Celeste Dupuy-Spencer. And the Kingdom Is Here, 2020. Oil on canvas. 65 x 85 inches. Appeared in All of Them Witches.

 

These problems aren’t the result of curators’ worthy commitment to protecting artists’ freedom as they explore spiritual ideas. Rather, they arise when this commitment is assumed and when spirituality is seen as a topic unbound by history, practice, and tradition. Spirituality often emerges from religious sources that don’t always fit within curatorial frameworks, and these traditions have their own distinct influences on the meaning and practice of artmaking today. Each of these shows is eloquent in its own way; they all take risks as they ground the meaning and purpose of artmaking in supernatural realms.
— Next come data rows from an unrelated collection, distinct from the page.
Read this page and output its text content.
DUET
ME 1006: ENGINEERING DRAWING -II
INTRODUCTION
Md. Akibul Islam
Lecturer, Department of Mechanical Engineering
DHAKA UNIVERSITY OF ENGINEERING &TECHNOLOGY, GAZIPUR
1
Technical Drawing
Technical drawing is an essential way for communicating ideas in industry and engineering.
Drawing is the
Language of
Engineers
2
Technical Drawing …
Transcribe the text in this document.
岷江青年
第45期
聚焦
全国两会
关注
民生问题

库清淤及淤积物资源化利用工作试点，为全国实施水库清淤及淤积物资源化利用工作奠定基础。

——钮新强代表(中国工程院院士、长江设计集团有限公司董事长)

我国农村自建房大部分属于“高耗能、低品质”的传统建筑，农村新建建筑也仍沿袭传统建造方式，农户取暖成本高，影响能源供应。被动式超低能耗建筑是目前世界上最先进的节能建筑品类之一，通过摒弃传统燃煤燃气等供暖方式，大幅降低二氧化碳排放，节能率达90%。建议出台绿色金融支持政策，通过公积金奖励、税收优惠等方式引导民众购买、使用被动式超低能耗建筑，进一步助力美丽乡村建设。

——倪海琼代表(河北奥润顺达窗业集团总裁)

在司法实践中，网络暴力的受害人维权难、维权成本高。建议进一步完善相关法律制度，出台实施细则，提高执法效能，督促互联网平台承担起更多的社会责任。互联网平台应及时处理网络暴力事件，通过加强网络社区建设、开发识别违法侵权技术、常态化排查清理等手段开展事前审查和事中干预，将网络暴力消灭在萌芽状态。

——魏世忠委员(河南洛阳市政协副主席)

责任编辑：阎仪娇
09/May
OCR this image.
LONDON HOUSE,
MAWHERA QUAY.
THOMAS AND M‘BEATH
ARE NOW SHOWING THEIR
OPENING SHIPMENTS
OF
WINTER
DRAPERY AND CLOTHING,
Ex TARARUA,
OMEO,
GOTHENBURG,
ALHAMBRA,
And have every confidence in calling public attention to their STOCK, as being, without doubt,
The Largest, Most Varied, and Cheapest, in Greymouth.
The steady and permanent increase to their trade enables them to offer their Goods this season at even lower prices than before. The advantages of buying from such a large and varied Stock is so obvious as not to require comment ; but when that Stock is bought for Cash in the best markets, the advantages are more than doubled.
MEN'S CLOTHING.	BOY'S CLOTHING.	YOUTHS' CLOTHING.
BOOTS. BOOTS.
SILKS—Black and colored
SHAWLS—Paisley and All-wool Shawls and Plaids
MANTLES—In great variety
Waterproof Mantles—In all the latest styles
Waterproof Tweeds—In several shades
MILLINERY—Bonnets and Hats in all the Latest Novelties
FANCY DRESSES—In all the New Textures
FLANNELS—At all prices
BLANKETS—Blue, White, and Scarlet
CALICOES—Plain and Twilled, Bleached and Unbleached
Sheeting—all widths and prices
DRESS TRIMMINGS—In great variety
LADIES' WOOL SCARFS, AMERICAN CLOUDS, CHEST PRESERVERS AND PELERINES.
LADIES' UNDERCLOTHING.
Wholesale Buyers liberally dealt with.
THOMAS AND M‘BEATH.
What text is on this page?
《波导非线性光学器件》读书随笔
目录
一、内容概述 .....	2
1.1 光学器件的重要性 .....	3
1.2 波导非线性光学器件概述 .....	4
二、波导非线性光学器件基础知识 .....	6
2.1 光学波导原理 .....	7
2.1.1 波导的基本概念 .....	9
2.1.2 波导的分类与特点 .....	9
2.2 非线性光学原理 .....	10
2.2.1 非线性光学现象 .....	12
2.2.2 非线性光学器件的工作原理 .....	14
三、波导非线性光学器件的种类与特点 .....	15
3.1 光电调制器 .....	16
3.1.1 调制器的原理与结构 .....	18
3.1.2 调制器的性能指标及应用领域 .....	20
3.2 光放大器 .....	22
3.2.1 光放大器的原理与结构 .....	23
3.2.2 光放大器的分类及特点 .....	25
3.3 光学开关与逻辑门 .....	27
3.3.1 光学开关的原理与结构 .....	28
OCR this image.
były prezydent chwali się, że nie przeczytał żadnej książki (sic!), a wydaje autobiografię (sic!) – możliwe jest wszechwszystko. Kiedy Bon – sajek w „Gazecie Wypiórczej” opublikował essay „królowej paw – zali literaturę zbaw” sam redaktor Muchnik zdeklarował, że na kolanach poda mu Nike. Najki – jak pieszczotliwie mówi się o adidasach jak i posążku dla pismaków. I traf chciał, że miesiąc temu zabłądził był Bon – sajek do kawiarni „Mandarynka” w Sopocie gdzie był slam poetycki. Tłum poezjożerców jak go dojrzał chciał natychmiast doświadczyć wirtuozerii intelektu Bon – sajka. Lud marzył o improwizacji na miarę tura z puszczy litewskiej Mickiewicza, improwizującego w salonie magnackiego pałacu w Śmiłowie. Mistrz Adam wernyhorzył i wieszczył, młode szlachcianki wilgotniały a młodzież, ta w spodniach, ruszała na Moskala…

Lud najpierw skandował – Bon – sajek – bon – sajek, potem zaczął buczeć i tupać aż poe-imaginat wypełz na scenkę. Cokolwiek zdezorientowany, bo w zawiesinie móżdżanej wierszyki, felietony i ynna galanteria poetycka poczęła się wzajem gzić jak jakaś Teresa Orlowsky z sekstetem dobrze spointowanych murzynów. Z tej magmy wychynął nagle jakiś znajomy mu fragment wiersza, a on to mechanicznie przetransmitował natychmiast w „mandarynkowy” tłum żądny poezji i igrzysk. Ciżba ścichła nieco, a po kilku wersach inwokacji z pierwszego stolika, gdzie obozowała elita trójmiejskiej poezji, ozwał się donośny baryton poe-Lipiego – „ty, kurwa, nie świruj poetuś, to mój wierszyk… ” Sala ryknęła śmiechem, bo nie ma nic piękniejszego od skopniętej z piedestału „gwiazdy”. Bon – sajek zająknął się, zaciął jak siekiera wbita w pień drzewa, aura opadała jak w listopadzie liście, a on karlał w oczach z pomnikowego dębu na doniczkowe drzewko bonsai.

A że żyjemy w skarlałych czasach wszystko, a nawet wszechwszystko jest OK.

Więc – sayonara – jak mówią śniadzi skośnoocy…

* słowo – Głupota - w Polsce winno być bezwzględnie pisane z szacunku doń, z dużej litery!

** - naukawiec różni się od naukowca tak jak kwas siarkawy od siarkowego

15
But it’s worth drawing out these curatorial frameworks in order to see how that framing constitutes its own tradition—for the good of artists, curators, and larger religious communities all interested in the spiritual dimensions of art.

Exploring the overlapping worlds of spirituality and the arts is neither a trend nor an anachronism. More than “revealing” or “recovering” spirituality for the first time, these shows and others like them are evidence of an ongoing conversation—and people within both religious and art traditions doing patient work. It’s a complex and rewarding entanglement, involving many distinct communities who, if they press against the veil, might find others pressing back.

 

 


Michael Wright is a writer and teacher with an MA in theology and the arts from Fuller Seminary. He writes Still Life, a weekly letter on art and spirit, and his work has appeared in Contemporary Art Review Los Angeles, Ekstasis, Nations, The Curator, and others.